To report SUSPECTED ADVERSE REACTIONS, contact Fresenius Kabi USA, LLC at 1-800-551-7176, option 5, or FDA at 1-800-FDA-1088 or www.fda.gov/medwatch.

DRUG INTERACTIONS

Soybean and olive oils in SMOFlipid contain vitamin K1 which may counteract the anticoagulant activity of vitamin K antagonists such as warfarin. In patients who receive concomitant SMOFlipid and warfarin, increase monitoring of laboratory parameters for anticoagulant activity.

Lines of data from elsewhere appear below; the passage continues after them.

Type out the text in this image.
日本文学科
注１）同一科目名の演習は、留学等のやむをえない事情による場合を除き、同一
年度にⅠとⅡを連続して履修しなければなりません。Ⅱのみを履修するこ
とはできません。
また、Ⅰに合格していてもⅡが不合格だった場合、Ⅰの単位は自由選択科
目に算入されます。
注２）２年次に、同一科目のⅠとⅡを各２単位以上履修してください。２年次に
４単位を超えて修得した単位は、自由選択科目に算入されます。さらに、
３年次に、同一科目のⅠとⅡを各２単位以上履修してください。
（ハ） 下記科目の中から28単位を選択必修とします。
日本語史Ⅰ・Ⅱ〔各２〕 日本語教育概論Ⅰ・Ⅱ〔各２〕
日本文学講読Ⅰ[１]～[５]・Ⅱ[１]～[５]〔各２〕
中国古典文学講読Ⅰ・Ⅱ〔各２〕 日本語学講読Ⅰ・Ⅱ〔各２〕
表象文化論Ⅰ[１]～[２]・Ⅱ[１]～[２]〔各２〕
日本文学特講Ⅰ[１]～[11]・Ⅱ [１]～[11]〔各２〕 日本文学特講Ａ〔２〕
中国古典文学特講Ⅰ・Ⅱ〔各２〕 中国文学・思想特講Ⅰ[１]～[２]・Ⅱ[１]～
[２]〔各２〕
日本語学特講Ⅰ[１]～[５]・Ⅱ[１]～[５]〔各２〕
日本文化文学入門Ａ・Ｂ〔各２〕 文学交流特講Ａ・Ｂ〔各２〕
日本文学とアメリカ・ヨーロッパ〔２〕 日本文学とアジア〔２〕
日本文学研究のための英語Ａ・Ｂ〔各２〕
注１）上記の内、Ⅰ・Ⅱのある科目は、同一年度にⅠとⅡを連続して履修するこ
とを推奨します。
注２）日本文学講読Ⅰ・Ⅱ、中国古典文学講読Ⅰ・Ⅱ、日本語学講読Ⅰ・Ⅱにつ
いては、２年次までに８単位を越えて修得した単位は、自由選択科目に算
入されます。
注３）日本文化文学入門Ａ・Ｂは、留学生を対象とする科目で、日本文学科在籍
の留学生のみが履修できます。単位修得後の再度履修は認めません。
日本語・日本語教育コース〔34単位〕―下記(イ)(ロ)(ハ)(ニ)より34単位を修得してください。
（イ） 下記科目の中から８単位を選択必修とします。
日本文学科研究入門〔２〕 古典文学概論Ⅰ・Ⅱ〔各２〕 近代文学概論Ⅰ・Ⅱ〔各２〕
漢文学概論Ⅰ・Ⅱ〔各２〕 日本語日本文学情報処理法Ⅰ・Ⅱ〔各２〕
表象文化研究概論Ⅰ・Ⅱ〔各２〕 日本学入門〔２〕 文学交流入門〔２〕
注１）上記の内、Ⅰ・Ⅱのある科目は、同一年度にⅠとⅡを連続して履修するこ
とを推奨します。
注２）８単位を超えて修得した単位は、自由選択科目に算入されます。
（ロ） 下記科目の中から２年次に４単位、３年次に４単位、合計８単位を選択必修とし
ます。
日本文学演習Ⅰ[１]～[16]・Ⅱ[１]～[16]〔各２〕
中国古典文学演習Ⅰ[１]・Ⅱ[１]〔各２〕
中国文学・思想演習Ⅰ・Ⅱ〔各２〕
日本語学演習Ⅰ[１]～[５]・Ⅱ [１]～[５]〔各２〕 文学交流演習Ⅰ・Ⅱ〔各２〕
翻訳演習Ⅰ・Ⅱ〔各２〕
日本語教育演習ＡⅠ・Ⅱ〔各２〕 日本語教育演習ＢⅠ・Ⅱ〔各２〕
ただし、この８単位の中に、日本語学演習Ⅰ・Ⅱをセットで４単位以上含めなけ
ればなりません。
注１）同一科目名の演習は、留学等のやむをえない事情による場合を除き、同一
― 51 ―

USE IN SPECIFIC POPULATIONS

  • Pregnancy and Lactation: Administration of the recommended dose of SMOFlipid is not expected to cause major birth defects, miscarriage, or other adverse maternal or fetal outcomes. No animal reproduction studies have been conducted with SMOFlipid. Administration of the recommended dose of SMOFlipid is not expected to cause harm to a breastfed infant. There are no data on the presence of SMOFlipid in human or animal milk or its effects on milk production.
  • Pediatric Use: The safety and effectiveness of SMOFlipid have been established as a source of calories and essential fatty acids for parenteral nutrition when oral or enteral nutrition is not possible, insufficient, or contraindicated in pediatric patients, including term and preterm neonates. Use of SMOFlipid in neonates is supported by evidence from short-term (i.e., 1- to 4- week) studies, and one study following neonates beyond 4 weeks [see Clinical Studies (14.2)]. Use of SMOFlipid in older pediatric patients is supported by evidence from a short-term (i.e., <28 days) study in pediatric patients 28 days to 12 years of age and additional evidence from studies in adults [see Clinical Studies (14)]. The most common adverse reactions in SMOFlipid-treated pediatric patients were anemia, vomiting, gamma-glutamyltransferase increased, and nosocomial infection [see Adverse Reactions (6.1)]. PNALD, also referred to as IFALD, has been reported in pediatric patients who received SMOFlipid for more than 2 weeks. PNAC (a precursor to PNALD) was reported less frequently in SMOFlipid- treated patients compared to soybean oil lipid emulsion-treated patients in Pediatric Study 1 [see Warnings and Precautions (5.1) and Adverse Reactions (6.1)]. Although clinically significant cases of EFAD were not observed during short-term use in pediatric clinical studies, cases of EFAD have been reported with the use of SMOFlipid in the postmarketing setting [see Warnings and Precautions (5.9), Adverse Reactions (6.1)]. Monitor pediatric patients for laboratory evidence of EFAD because they may be particularly vulnerable to neurologic complications if adequate amounts of essential fatty acids are not provided [see Warnings and Precautions (5.9)]. Deaths in preterm infants after infusion of lipid injectable emulsions containing only soybean oil have been reported in medical literature [see Warnings and Precautions (5.2)]. Because of immature renal function, preterm infants receiving prolonged treatment with SMOFlipid may be at risk for aluminum toxicity [see Warnings and Precautions (5.8)].

OVERDOSAGE

In the event of an overdose, fat overload syndrome may occur. Stop the SMOFlipid infusion until triglyceride levels have normalized and symptoms have abated. The effects are usually reversible by stopping the lipid infusion. If medically appropriate, further intervention may be indicated. Lipids are not dialyzable from plasma.